SFの『世界』 後編

 何も無い死の星で、僕は30年を過ごすことになった。

「た……食べ物や水はどうすればいいんだ……?」

 あたりを見回してみると。

 東京タワーの近くに、何か建物があるのが見えた。SFらしく、お椀をひっくり返したような、半球状のドーム。

 そこまで歩いて行ってみる。

 着ている宇宙服が重く、時間がかかってしまった。

「家かな……?」

 ちょうどそれくらいの大きさだった。まん丸の窓がいくつかあったが、外からは中が見えない。

 ふと見ると、壁に紙が1枚貼ってあった。

 似顔絵にマンガみたいな吹き出しをつけて、「管理人室だヨ!」と書いてある。似顔絵は妙にリアルで、桐咲早紀にそっくりだった。

「あいつめ!」

 僕は紙をビリビリに引き裂いた。

 未来の宇宙から来た超能力の使える異世界人、そしてなぜか現代日本で就職アドバイザーなんかをやっている桐咲早紀。彼女のせいで、僕はこんなところで星の管理人の仕事を30年もやることになったのだ。

 だが、イライラしてても仕方ない。

 僕は建物の中へ入ろうとした。だが、ドアが無い。

「……どうやって入るんだ?」

 なんとなく、壁に触ってみる。

 すると、腕が壁に吸い込まれた。

「うわっ!」

 そのまま、全身が飲み込まれた。

 気がつくと、僕は建物の中にいた。

「おぉ!」

 いつのまにか、宇宙服が脱げている。もう一度壁に触れると、今度は宇宙服を着た状態で外に出た。

「へー、すごいや」

 僕はふたたび中に入り、建物の中を調べた。トイレやシャワー室、ベッドもあり、ひととおりの生活用品は用意されていた。そこそこ快適そうな空間だ。

「食料はどこだ?」

 キッチンのような部屋は無かった。

 そのかわり、リビングの棚に巨大な貯蔵庫があり、そこに何万枚という板チョコのようものが保管されていた。

「宇宙食ってヤツか」

 食べてみると、さまざまな味がする。イチゴ、グレープ、カレー、バーベキュー。「悪くないけど……これだけじゃあな……」

 やはり、こんなところで30年も過ごすのは無理そうだ。

「母ちゃんに電話して、仕事を辞めさせてもらおう」

 もともと桐咲早紀は、母親が寄越した就職アドバイザー。つまり、こうなった原因は母親にあると言っても過言では無い。

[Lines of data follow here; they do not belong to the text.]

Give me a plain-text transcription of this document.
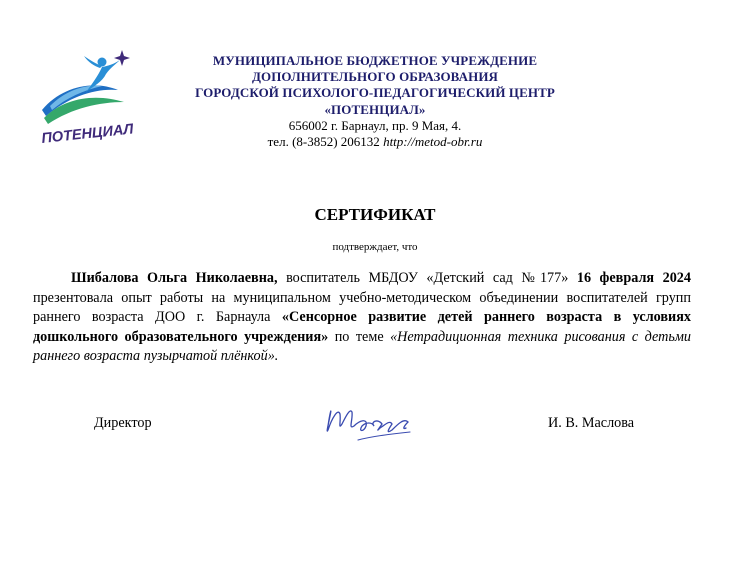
ПОТЕНЦИАЛ
МУНИЦИПАЛЬНОЕ БЮДЖЕТНОЕ УЧРЕЖДЕНИЕ
ДОПОЛНИТЕЛЬНОГО ОБРАЗОВАНИЯ
ГОРОДСКОЙ ПСИХОЛОГО-ПЕДАГОГИЧЕСКИЙ ЦЕНТР
«ПОТЕНЦИАЛ»
656002 г. Барнаул, пр. 9 Мая, 4.
тел. (8-3852) 206132 http://metod-obr.ru
СЕРТИФИКАТ
подтверждает, что
Шибалова Ольга Николаевна, воспитатель МБДОУ «Детский сад №177» 16 февраля 2024 презентовала опыт работы на муниципальном учебно-методическом объединении воспитателей групп раннего возраста ДОО г. Барнаула «Сенсорное развитие детей раннего возраста в условиях дошкольного образовательного учреждения» по теме «Нетрадиционная техника рисования с детьми раннего возраста пузырчатой плёнкой».
Директор	И. В. Маслова
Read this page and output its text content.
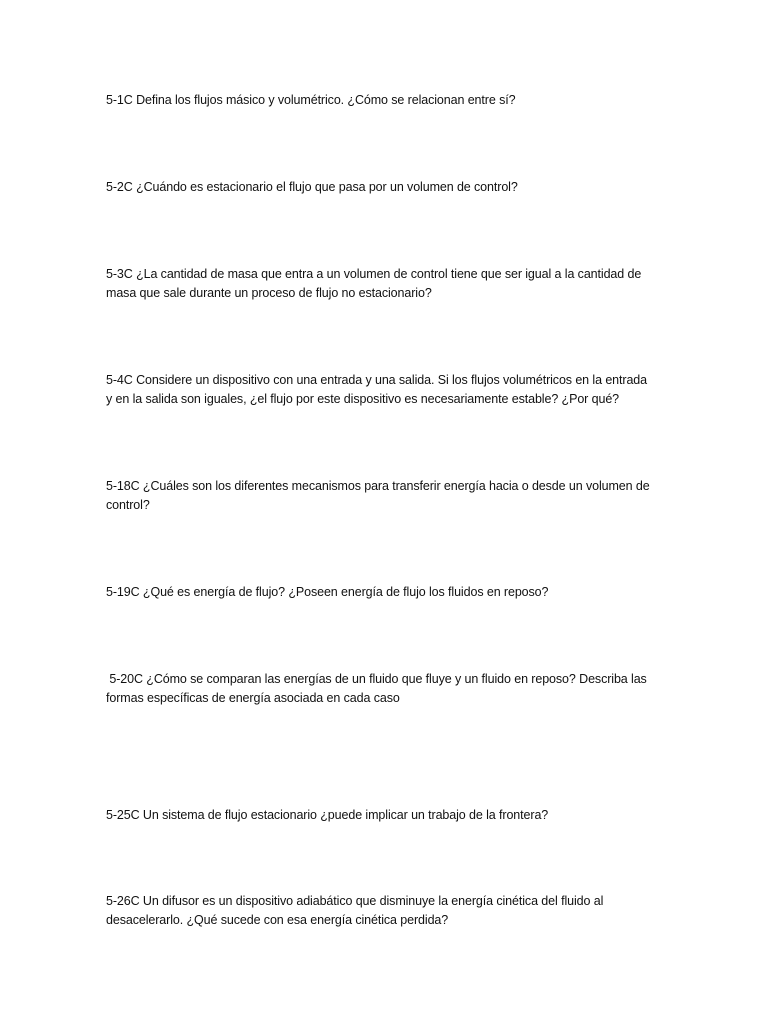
5-1C Defina los flujos másico y volumétrico. ¿Cómo se relacionan entre sí?
5-2C ¿Cuándo es estacionario el flujo que pasa por un volumen de control?
5-3C ¿La cantidad de masa que entra a un volumen de control tiene que ser igual a la cantidad de
masa que sale durante un proceso de flujo no estacionario?
5-4C Considere un dispositivo con una entrada y una salida. Si los flujos volumétricos en la entrada
y en la salida son iguales, ¿el flujo por este dispositivo es necesariamente estable? ¿Por qué?
5-18C ¿Cuáles son los diferentes mecanismos para transferir energía hacia o desde un volumen de
control?
5-19C ¿Qué es energía de flujo? ¿Poseen energía de flujo los fluidos en reposo?
5-20C ¿Cómo se comparan las energías de un fluido que fluye y un fluido en reposo? Describa las
formas específicas de energía asociada en cada caso
5-25C Un sistema de flujo estacionario ¿puede implicar un trabajo de la frontera?
5-26C Un difusor es un dispositivo adiabático que disminuye la energía cinética del fluido al
desacelerarlo. ¿Qué sucede con esa energía cinética perdida?
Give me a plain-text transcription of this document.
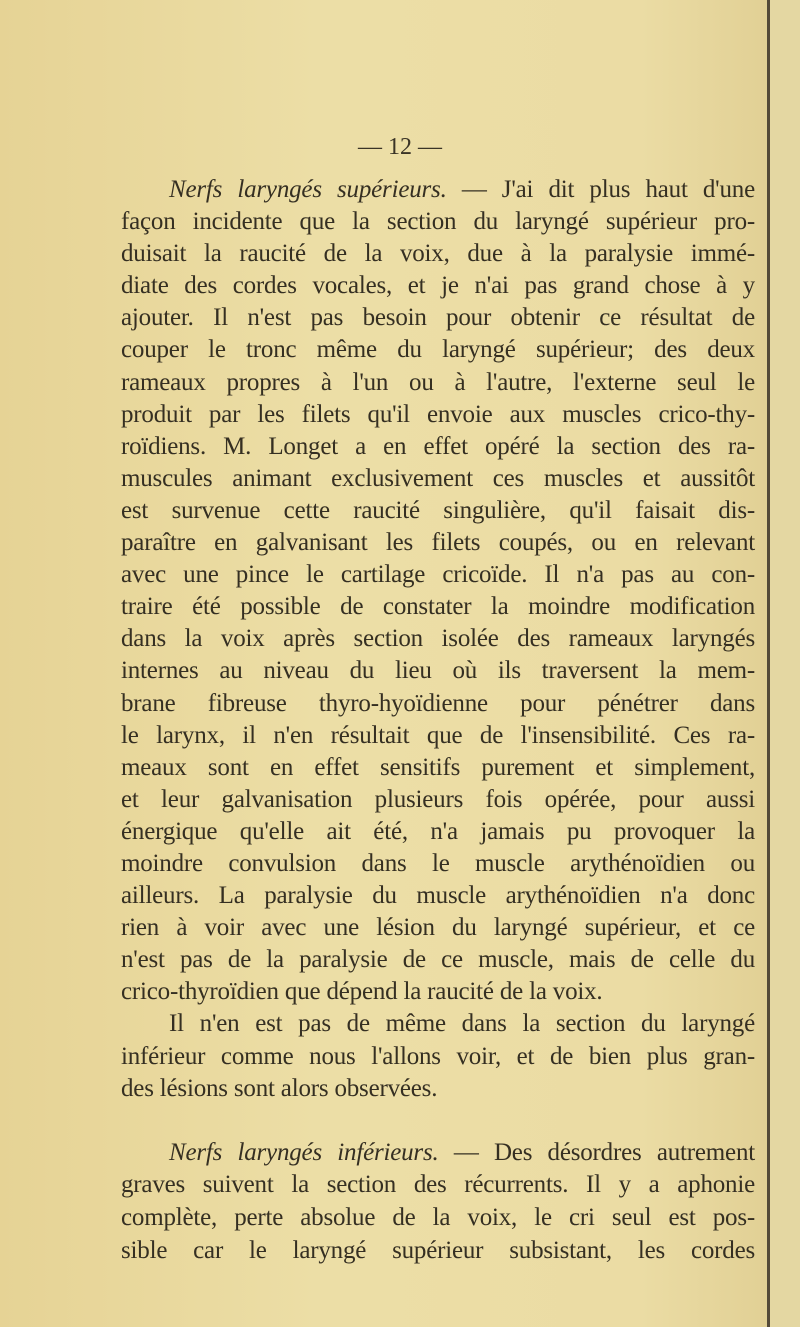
— 12 —
Nerfs laryngés supérieurs. — J'ai dit plus haut d'une
façon incidente que la section du laryngé supérieur pro-
duisait la raucité de la voix, due à la paralysie immé-
diate des cordes vocales, et je n'ai pas grand chose à y
ajouter. Il n'est pas besoin pour obtenir ce résultat de
couper le tronc même du laryngé supérieur; des deux
rameaux propres à l'un ou à l'autre, l'externe seul le
produit par les filets qu'il envoie aux muscles crico-thy-
roïdiens. M. Longet a en effet opéré la section des ra-
muscules animant exclusivement ces muscles et aussitôt
est survenue cette raucité singulière, qu'il faisait dis-
paraître en galvanisant les filets coupés, ou en relevant
avec une pince le cartilage cricoïde. Il n'a pas au con-
traire été possible de constater la moindre modification
dans la voix après section isolée des rameaux laryngés
internes au niveau du lieu où ils traversent la mem-
brane fibreuse thyro-hyoïdienne pour pénétrer dans
le larynx, il n'en résultait que de l'insensibilité. Ces ra-
meaux sont en effet sensitifs purement et simplement,
et leur galvanisation plusieurs fois opérée, pour aussi
énergique qu'elle ait été, n'a jamais pu provoquer la
moindre convulsion dans le muscle arythénoïdien ou
ailleurs. La paralysie du muscle arythénoïdien n'a donc
rien à voir avec une lésion du laryngé supérieur, et ce
n'est pas de la paralysie de ce muscle, mais de celle du
crico-thyroïdien que dépend la raucité de la voix.
Il n'en est pas de même dans la section du laryngé
inférieur comme nous l'allons voir, et de bien plus gran-
des lésions sont alors observées.
Nerfs laryngés inférieurs. — Des désordres autrement
graves suivent la section des récurrents. Il y a aphonie
complète, perte absolue de la voix, le cri seul est pos-
sible car le laryngé supérieur subsistant, les cordes
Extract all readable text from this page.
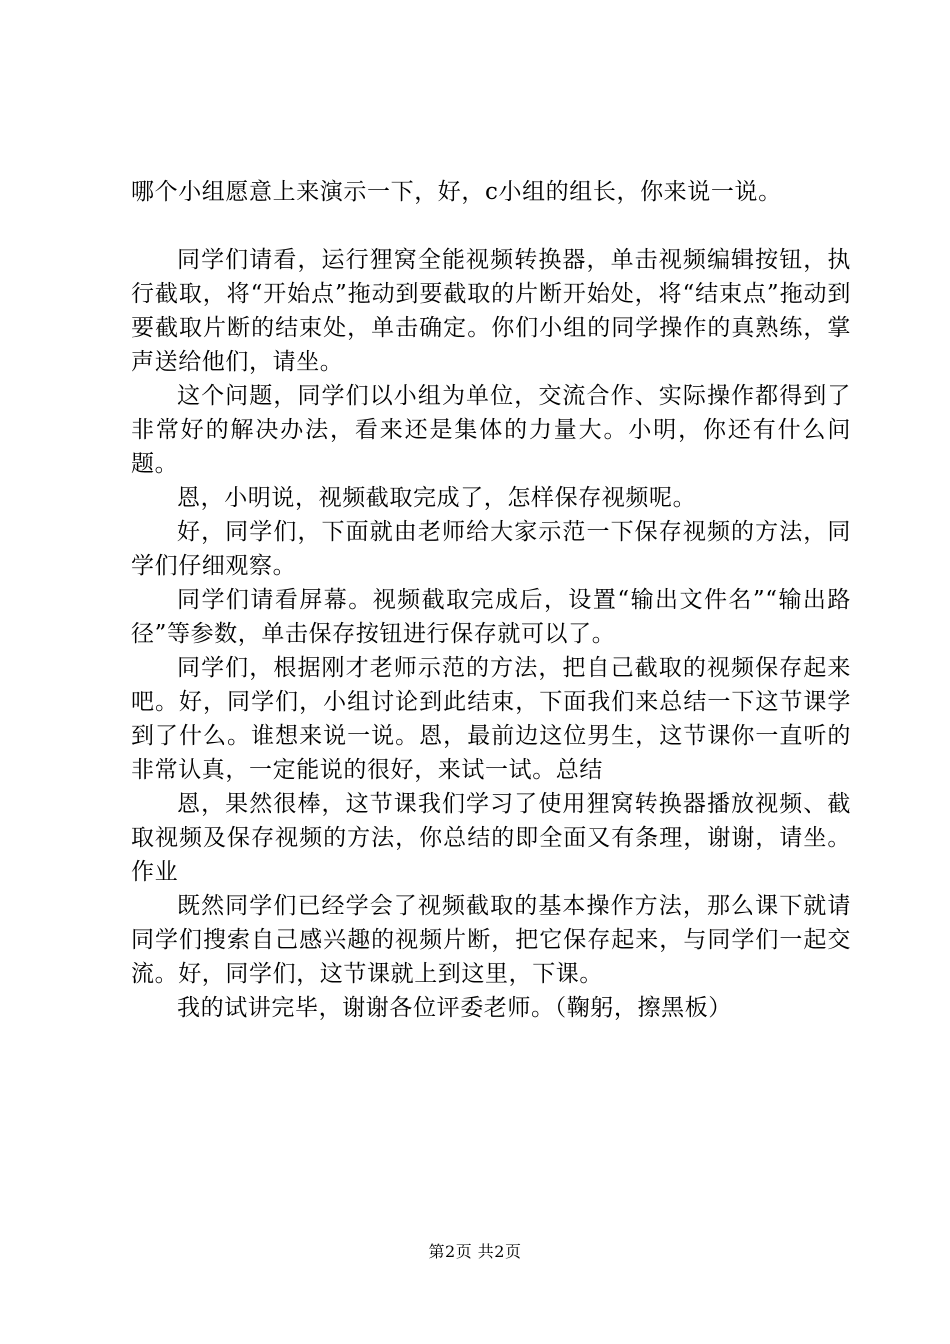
哪个小组愿意上来演示一下，好，c小组的组长，你来说一说。

同学们请看，运行狸窝全能视频转换器，单击视频编辑按钮，执行截取，将“开始点”拖动到要截取的片断开始处，将“结束点”拖动到要截取片断的结束处，单击确定。你们小组的同学操作的真熟练，掌声送给他们，请坐。

这个问题，同学们以小组为单位，交流合作、实际操作都得到了非常好的解决办法，看来还是集体的力量大。小明，你还有什么问题。

恩，小明说，视频截取完成了，怎样保存视频呢。

好，同学们，下面就由老师给大家示范一下保存视频的方法，同学们仔细观察。

同学们请看屏幕。视频截取完成后，设置“输出文件名”“输出路径”等参数，单击保存按钮进行保存就可以了。

同学们，根据刚才老师示范的方法，把自己截取的视频保存起来吧。好，同学们，小组讨论到此结束，下面我们来总结一下这节课学到了什么。谁想来说一说。恩，最前边这位男生，这节课你一直听的非常认真，一定能说的很好，来试一试。总结

恩，果然很棒，这节课我们学习了使用狸窝转换器播放视频、截取视频及保存视频的方法，你总结的即全面又有条理，谢谢，请坐。作业

既然同学们已经学会了视频截取的基本操作方法，那么课下就请同学们搜索自己感兴趣的视频片断，把它保存起来，与同学们一起交流。好，同学们，这节课就上到这里，下课。

我的试讲完毕，谢谢各位评委老师。（鞠躬，擦黑板）

第2页 共2页
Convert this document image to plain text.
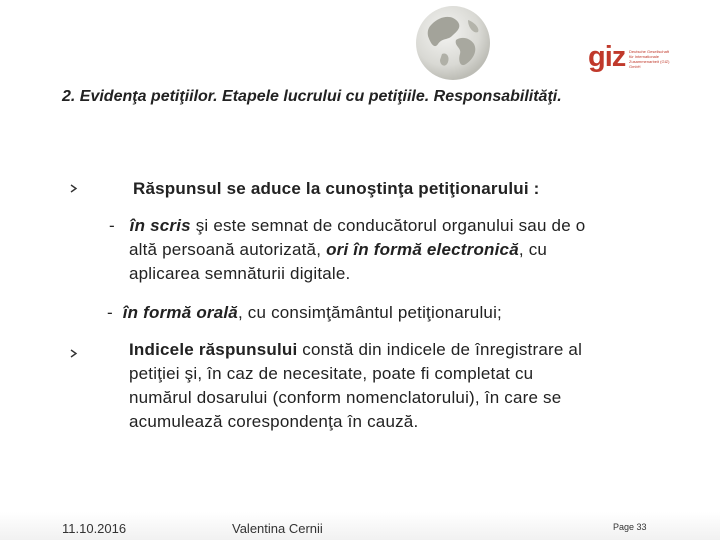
giz Deutsche Gesellschaft
für Internationale
Zusammenarbeit (GIZ) GmbH
2. Evidenţa petiţiilor. Etapele lucrului cu petiţiile. Responsabilităţi.
Răspunsul se aduce la cunoştinţa petiţionarului :
- în scris şi este semnat de conducătorul organului sau de o
altă persoană autorizată, ori în formă electronică, cu
aplicarea semnăturii digitale.
- în formă orală, cu consimţământul petiţionarului;
Indicele răspunsului constă din indicele de înregistrare al
petiţiei şi, în caz de necesitate, poate fi completat cu
numărul dosarului (conform nomenclatorului), în care se
acumulează corespondenţa în cauză.
11.10.2016	Valentina Cernii	Page 33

「でも、未来の壊滅した地球にいるとか言っても理解できないだろうしな……」 

 そのあたりをぼかしながら、僕は電話で母親に説明した。

 ところが。

『でもね……衣食住には不自由しないんだろ? もう少しそこで頑張ってみる気はないかい?」

 母親は、こんなことを言い出した。

「実は、いまの借家も、大家さんの事情で出て行かなくちゃならなくってねえ……3つやってるパートも1つ辞めようかと思ってるし……お父さんの遺産も残り少ないし、あんまりウチにはお金がないんだよ」

 なんて親だ!

 まともな親なら、子供が悲劇的な環境にいるのを放っておかないはずだ。そんな仕事を強制しておいて、自分は仕事を減らして楽をしようだなんて、これが人間のやることだろうか!

 温厚な僕にも、限度がある。

「ふざけんなクソババァ! もう2度と電話しねーからな!」

 僕は電話を切った。


 そして、僕の管理人生活が始まった。

 とはいっても、仕事なんて無い。ただ毎日、スマホを眺めながらダラダラと過ごすだけだ。最初の半年くらいは、それでも良かった。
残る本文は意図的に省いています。